Similar to his high school career, Beal’s run with Florida ended in the quarterfinals of the NCAA tournament, as the 7th-seeded Gators lost in a heart-breaker to the 4th-seeded Louisville Cardinals. This, however, was not until after Beal had not one, but two signature performances to end the year.

The first came in the SEC semifinal game against the eventual national champion Kentucky Wildcats. After going 1-10 from the floor with five points in their previous meeting, Beal came out strong, scoring 20 points on 8-15 shooting against perhaps the top perimeter defender in the country in Kidd-Gilchrist. Kentucky eked out a 74-71 victory, but it was Beal who earned the praise from the media and tremendously helped his draft stock.

The next came in Florida’s Sweet 16 matchup verse the 3rd-seeded Marquette Golden Eagles. Beal lit it up from the floor, exploding for a game-high 21 points on 8-10 shooting. This was by far the Gators biggest game of the season, and it proved that Beal could perform on the largest stage in college hoops.

All season long, Beal earned a countless amount of praise from not only the media, but also from head coach Billy Donovan, who loved Beal’s humbleness and demeanor—both on and off the court. According to Donovan:

“The one thing I admire about him more than anything else from the time he stepped foot on this campus, he has been a great teammate, he has been really unselfish, he has worked incredibly hard. Winning is very, very important to him.

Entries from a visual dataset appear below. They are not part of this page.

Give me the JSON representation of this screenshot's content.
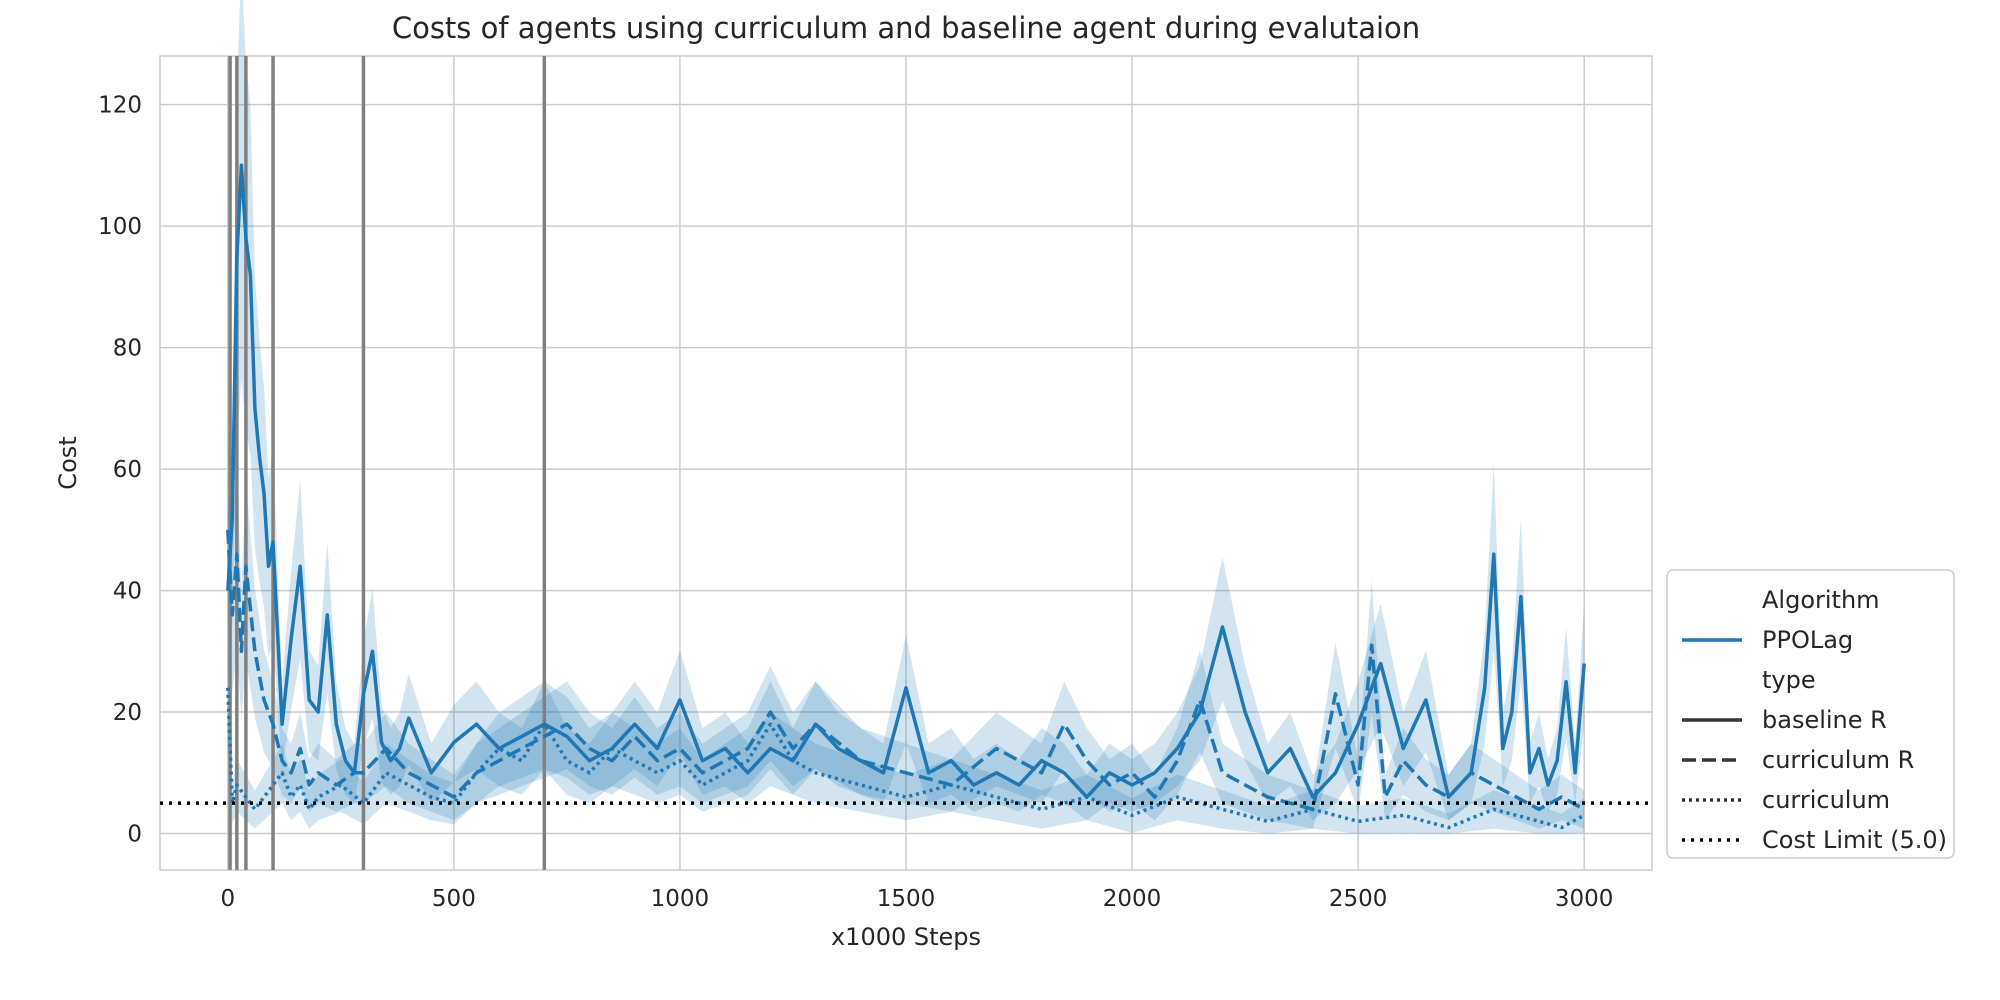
{
  "chart_data": {
    "type": "line",
    "title": "Costs of agents using curriculum and baseline agent during evalutaion",
    "xlabel": "x1000 Steps",
    "ylabel": "Cost",
    "xlim": [
      -150,
      3150
    ],
    "ylim": [
      -6,
      128
    ],
    "x_ticks": [
      0,
      500,
      1000,
      1500,
      2000,
      2500,
      3000
    ],
    "y_ticks": [
      0,
      20,
      40,
      60,
      80,
      100,
      120
    ],
    "grid": true,
    "colors": {
      "series": "#1f77b4",
      "band": "#1f77b4",
      "vlines": "#808080",
      "limit": "#000000",
      "grid": "#cccccc"
    },
    "vlines": [
      5,
      20,
      40,
      100,
      300,
      700
    ],
    "cost_limit": {
      "value": 5.0,
      "label": "Cost Limit (5.0)"
    },
    "legend": {
      "placement": "lower-right outside",
      "entries": [
        {
          "text": "Algorithm",
          "style": "header"
        },
        {
          "text": "PPOLag",
          "style": "color"
        },
        {
          "text": "type",
          "style": "header"
        },
        {
          "text": "baseline R",
          "style": "solid"
        },
        {
          "text": "curriculum R",
          "style": "dashed"
        },
        {
          "text": "curriculum",
          "style": "dotted"
        },
        {
          "text": "Cost Limit (5.0)",
          "style": "limit"
        }
      ]
    },
    "series": [
      {
        "name": "baseline R",
        "style": "solid",
        "x": [
          0,
          10,
          20,
          30,
          40,
          50,
          60,
          70,
          80,
          90,
          100,
          120,
          140,
          160,
          180,
          200,
          220,
          240,
          260,
          280,
          300,
          320,
          340,
          360,
          380,
          400,
          450,
          500,
          550,
          600,
          650,
          700,
          750,
          800,
          850,
          900,
          950,
          1000,
          1050,
          1100,
          1150,
          1200,
          1250,
          1300,
          1350,
          1400,
          1450,
          1500,
          1550,
          1600,
          1650,
          1700,
          1750,
          1800,
          1850,
          1900,
          1950,
          2000,
          2050,
          2100,
          2150,
          2200,
          2250,
          2300,
          2350,
          2400,
          2450,
          2500,
          2550,
          2600,
          2650,
          2700,
          2750,
          2780,
          2800,
          2820,
          2840,
          2860,
          2880,
          2900,
          2920,
          2940,
          2960,
          2980,
          3000
        ],
        "y": [
          40,
          52,
          95,
          110,
          98,
          92,
          70,
          62,
          56,
          44,
          48,
          18,
          32,
          44,
          22,
          20,
          36,
          18,
          12,
          10,
          23,
          30,
          15,
          12,
          14,
          19,
          10,
          15,
          18,
          14,
          16,
          18,
          16,
          12,
          14,
          18,
          14,
          22,
          12,
          14,
          10,
          14,
          12,
          18,
          14,
          12,
          10,
          24,
          10,
          12,
          8,
          10,
          8,
          12,
          10,
          6,
          10,
          8,
          10,
          14,
          20,
          34,
          20,
          10,
          14,
          6,
          10,
          18,
          28,
          14,
          22,
          6,
          10,
          24,
          46,
          14,
          20,
          39,
          10,
          14,
          8,
          12,
          25,
          10,
          28
        ]
      },
      {
        "name": "curriculum R",
        "style": "dashed",
        "x": [
          0,
          10,
          20,
          30,
          40,
          60,
          80,
          100,
          120,
          140,
          160,
          180,
          200,
          240,
          280,
          300,
          350,
          400,
          450,
          500,
          550,
          600,
          650,
          700,
          750,
          800,
          850,
          900,
          950,
          1000,
          1050,
          1100,
          1150,
          1200,
          1250,
          1300,
          1400,
          1500,
          1600,
          1700,
          1800,
          1850,
          1900,
          1950,
          2000,
          2050,
          2100,
          2150,
          2200,
          2250,
          2300,
          2400,
          2450,
          2500,
          2530,
          2560,
          2600,
          2650,
          2700,
          2750,
          2800,
          2850,
          2900,
          2950,
          3000
        ],
        "y": [
          50,
          36,
          46,
          30,
          44,
          30,
          22,
          18,
          12,
          10,
          14,
          8,
          10,
          8,
          10,
          10,
          14,
          10,
          8,
          6,
          10,
          12,
          14,
          16,
          18,
          14,
          12,
          16,
          12,
          14,
          10,
          12,
          14,
          20,
          14,
          18,
          12,
          10,
          8,
          14,
          10,
          18,
          12,
          8,
          10,
          6,
          12,
          22,
          10,
          8,
          6,
          4,
          23,
          8,
          31,
          6,
          12,
          8,
          6,
          10,
          8,
          6,
          4,
          6,
          4
        ]
      },
      {
        "name": "curriculum",
        "style": "dotted",
        "x": [
          0,
          10,
          20,
          40,
          60,
          80,
          100,
          120,
          140,
          160,
          180,
          200,
          250,
          300,
          350,
          400,
          450,
          500,
          550,
          600,
          650,
          700,
          750,
          800,
          850,
          900,
          950,
          1000,
          1050,
          1100,
          1150,
          1200,
          1250,
          1300,
          1400,
          1500,
          1600,
          1700,
          1800,
          1900,
          2000,
          2100,
          2200,
          2300,
          2400,
          2500,
          2600,
          2700,
          2800,
          2900,
          2950,
          3000
        ],
        "y": [
          24,
          5,
          8,
          6,
          4,
          6,
          8,
          10,
          6,
          8,
          4,
          6,
          8,
          5,
          10,
          8,
          6,
          5,
          10,
          14,
          12,
          18,
          12,
          10,
          14,
          12,
          10,
          12,
          8,
          10,
          12,
          18,
          12,
          10,
          8,
          6,
          8,
          6,
          4,
          6,
          3,
          6,
          4,
          2,
          4,
          2,
          3,
          1,
          4,
          2,
          1,
          3
        ]
      }
    ]
  }
}
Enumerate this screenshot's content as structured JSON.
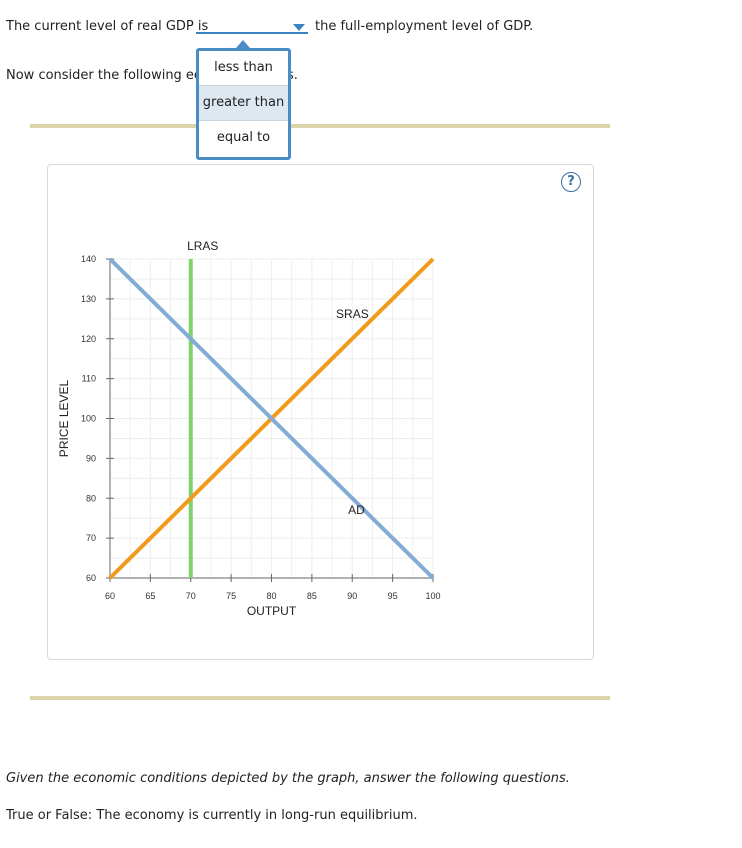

Chemistry on the team is very important to him.”

Donovan also commented on the Allen comparisons, saying, “He, to me, can be a Ray Allen kind of player. Brad is going to be a scorer in the NBA. He’s going to be a guy that they’re going to run plays for to get him shots and to make plays.”

The generic fan may question how a sub-35% shooter from beyond the arc in college can translate into an NBA 3-point specialist. After all, Ray Allen shot over 46% in his final season at Connecticut. Beal would be the first to admit that he was uncharacteristically cold for most of the season.

Regardless, his flawless form paired with his reportedly never-ending dedication to the sport have scouts across the league confident that he will find his form at the next level. The adjustment from guard to forward could have thrown him off a little bit, not to mention that the Gators backcourt duo of Erving Walker and Kenny Boynton were rarely able to create an open shot for him.

Beal has a tremendous amount of potential as a scorer in the NBA, though he may lack the explosiveness, athleticism and ability to create for others that could prevent him from ever truly becoming a superstar. His basketball IQ mixed with a maturity level that is light-years beyond most 18-year-olds make him the perfect teammate.

Beal averaged 14.8 points, 6.7 boards, 2.2 assists and 1.4 steals per game on the year, playing in each and every one of Florida’s 37 games. He is currently projected to go anywhere from second to fifth in the draft on June 28.